Method: From June 2006 to January 2007, simple magic tricks (from the Healing of Magic manual) were taught to inpatients at the TRI Acquired Brain Injury unit. Over this study period, a total of 11 inpatients were recruited to participate in questionnaires and interviews before and after the intervention (learning magic tricks). To evaluate effects on quality of life, self-esteem, and mood, study participants were asked to complete the EuroQol EQ-5D Health Questionnaire, the Rosenberg Self-Esteem Scale, and the Rand 36-Item Short Form Health Survey Instrument (SF-36). Study participants were also interviewed to evaluate the program qualitatively.

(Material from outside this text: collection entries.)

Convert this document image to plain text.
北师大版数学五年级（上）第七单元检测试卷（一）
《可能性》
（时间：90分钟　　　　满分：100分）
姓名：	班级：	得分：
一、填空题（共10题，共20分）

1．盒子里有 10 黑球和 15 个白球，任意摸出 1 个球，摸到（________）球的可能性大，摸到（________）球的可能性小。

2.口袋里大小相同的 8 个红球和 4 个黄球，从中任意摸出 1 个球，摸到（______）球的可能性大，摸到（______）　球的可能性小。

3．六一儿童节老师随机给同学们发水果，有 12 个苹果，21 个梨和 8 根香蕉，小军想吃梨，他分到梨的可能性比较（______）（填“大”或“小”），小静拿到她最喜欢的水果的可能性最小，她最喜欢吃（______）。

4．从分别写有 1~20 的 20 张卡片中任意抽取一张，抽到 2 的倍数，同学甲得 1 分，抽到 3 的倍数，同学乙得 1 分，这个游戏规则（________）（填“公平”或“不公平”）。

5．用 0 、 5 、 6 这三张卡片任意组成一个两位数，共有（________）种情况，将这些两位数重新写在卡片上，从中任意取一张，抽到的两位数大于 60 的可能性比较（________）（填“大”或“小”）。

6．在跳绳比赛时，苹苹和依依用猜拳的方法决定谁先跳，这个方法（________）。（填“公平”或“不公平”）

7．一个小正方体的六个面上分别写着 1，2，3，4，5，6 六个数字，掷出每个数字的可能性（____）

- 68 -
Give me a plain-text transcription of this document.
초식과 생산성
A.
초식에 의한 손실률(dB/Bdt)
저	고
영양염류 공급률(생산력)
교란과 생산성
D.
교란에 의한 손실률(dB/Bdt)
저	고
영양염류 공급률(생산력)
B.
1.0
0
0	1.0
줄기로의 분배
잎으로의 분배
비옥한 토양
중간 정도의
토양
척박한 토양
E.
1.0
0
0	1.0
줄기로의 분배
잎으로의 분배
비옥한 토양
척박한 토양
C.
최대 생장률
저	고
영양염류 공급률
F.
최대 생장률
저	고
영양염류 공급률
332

Results: Of the 11 study participants, 5 completed both the pre- and post-intervention questionnaires while 9 completed both interviews. Study participants learned magic tricks over 2-4 weeks. The mean EQ VAS health status scores increased from 70.5±19 to 75±15, albeit non-significantly (p=0.20). Changes in mean scores of the Rosenberg Self-Esteem Scale were also non-significant (22.8±3.8 to 25.8±5.0, p=0.20). Of the eight SF-36 scales, only the “Energy/Fatigue” scale significantly increased from 61±8 to 74±10 (p=0.02). The two scales related to mood showed non-significant changes: “Role limitations due to emotional problems” (60±37 to 87±30, p=0.09) and “Emotional well-being” (81±11 to 89±5, p=0.09). Two underlying themes for initial interest in the program were “attending a fun and social activity” and “learning magic to show others.” Three main themes identified from the post-intervention interviews: “interesting activity”, “challenging due to decreased function”, and “increased self-esteem when successful.”

Conclusion: Incorporating a program of teaching simple magic tricks to patients undergoing rehabilitation may be an effective adjunct to their regular rehabilitation program. The pilot program at TRI may be improved by using the suggestions provided by the study participants and by increasing the number of patients involved.